If This Is What You Have Always Done, Why Change?
Steve Martin
Agile Coach and OKR Consultant - IC Agile Instructor - Author - Public Speaker The Agile Leadership Coach Great passion in all things #obeya, #agile, #scrum, #kanban #leadership
Your organisation has been riding a fairly stable wave for years, you have a healthy level of turnover, your staff base is a respectable number and the future is looking fairly bright based on how the company has grown in recent years. From a product delivery point of view you would like things to move a bit quicker, it has always been a bit of a bug-bear, why do things always seem to over-run? Plus staff turnover does seem to be getting higher. But all the same, you've grown to a pretty good stature and currently leading the way in the marketplace, because you make pretty decent things and your competitors always seem to lack that vital quality.
So why change?
I call this the Blockbuster Mindset.
Blockbuster had it all back in the 80s and 90s. They had pretty much eaten up every video shop across most high streets across the globe. In the early days, walking into a Blockbuster was always a treat, you were taken on a tour of the biggest and best movies out there and there was always supply, every genre covered. It had the feel of a cinema foyer, where the anticipation of the true movie experience would grab you as you walked in. You could literally spend hours in there looking for the evening's entertainment. Videos became DVDs became Blu-Ray and the experience of bringing the cinema to your home via its 1000s of outlets had enhanced 10 fold.
And then something happened. Not overnight, but fairly quickly in corporate terms. Going to a Blockbuster to seek out the evening's movie entertainment became tiresome, almost like a chore. Spending longer than 10 minutes in there really did feel like hours with little success. Was it the movies weren't as good? had the value dropped? was something missing?
The problem was that nothing really had changed.
In fact, that isn't completely true, what had actually changed was our expectations. Technology was moving on and Blockbuster was being left behind. They had lost sight of their customer needs, felt they were perhaps too big to fail, become complacent.

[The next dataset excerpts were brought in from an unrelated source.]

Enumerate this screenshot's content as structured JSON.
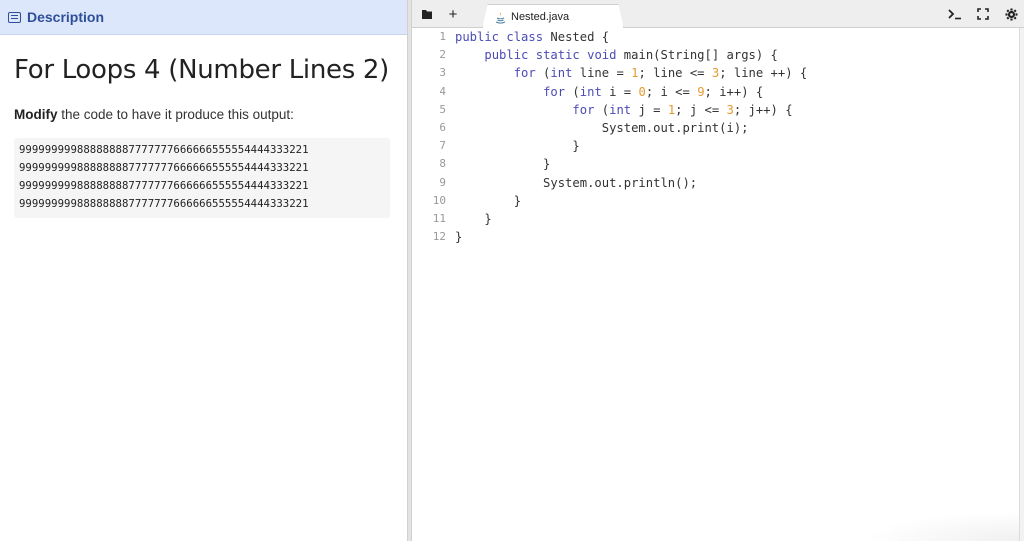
{
  "description_panel": {
    "tab_label": "Description",
    "title": "For Loops 4 (Number Lines 2)",
    "instruction_bold": "Modify",
    "instruction_rest": " the code to have it produce this output:",
    "output_lines": [
      "9999999998888888877777776666665555544443332 21",
      "9999999998888888877777776666665555544443332 21",
      "9999999998888888877777776666665555544443332 21",
      "9999999998888888877777776666665555544443332 21"
    ]
  },
  "editor": {
    "toolbar": {
      "menu_icon": "folder-icon",
      "add_label": "+"
    },
    "file_tab": {
      "name": "Nested.java",
      "icon": "java-icon"
    },
    "right_tools": [
      "terminal-icon",
      "fullscreen-icon",
      "settings-icon"
    ],
    "line_numbers": [
      "1",
      "2",
      "3",
      "4",
      "5",
      "6",
      "7",
      "8",
      "9",
      "10",
      "11",
      "12"
    ],
    "accent_color": "#2d4f9a"
  }
}
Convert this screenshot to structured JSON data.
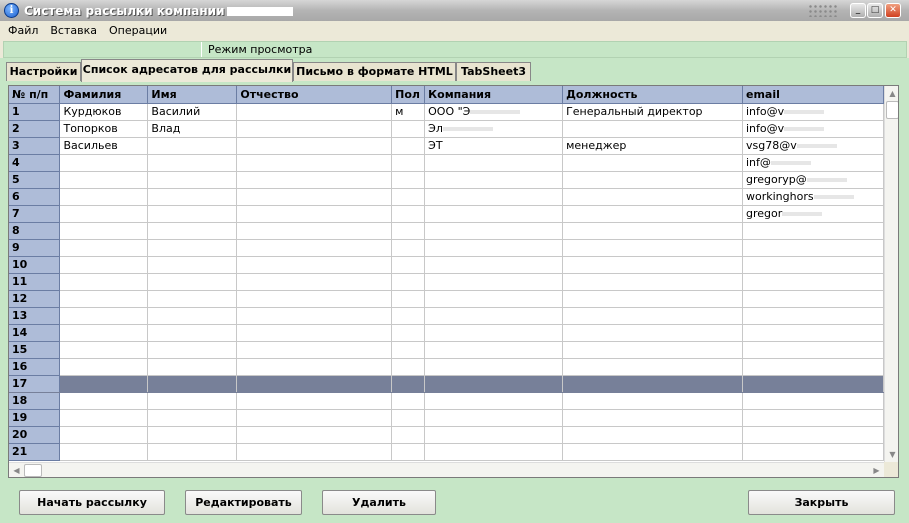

Blockbuster had become old.
I remember walking around one of its megastores late on and thinking that there is no wow factor anymore. The pseudo cinema foyer experience is old fashioned now. There should be sofas and screens to watch previews, a cafe area to socialise. But even that was perhaps a stretch - what Blockbuster needed to do was to bring their shop into people's homes. We now had Love Film (a subscription service where DVDs could be posted to you and you return them for free), and very soon after that we had Netflix, you didn't even need to leave the house.
Remarkably Blockbuster tested out streaming their movies back in the late 90s, the first to do so. But did not pursue the idea.
Every single organisation across the globe, big-small-unique-popular-new and old is susceptible to being left behind. No-one is immune: Woolworths, Flybe, Debenhams - all of these companies which have been around for generations have suffered the same fate as Blockbuster and for very similar reasons:
Either too complacent or too slow to react to change in customer needs and when they do, they are simply too slow to manoeuvre.
I never believed any of these companies had poor products or a particularly bad service.
Gone are the days when big companies eat small companies for breakfast. Today, fast is eating slow - regardless of size. The ability to learn and deliver faster than competitors may be the only sustainable competitive advantage. Understanding customer needs and behaviour and being agile and nimble enough to adapt and respond rapidly is now more important than ever.
Sadly for Blockbuster, it was too late for them to realise.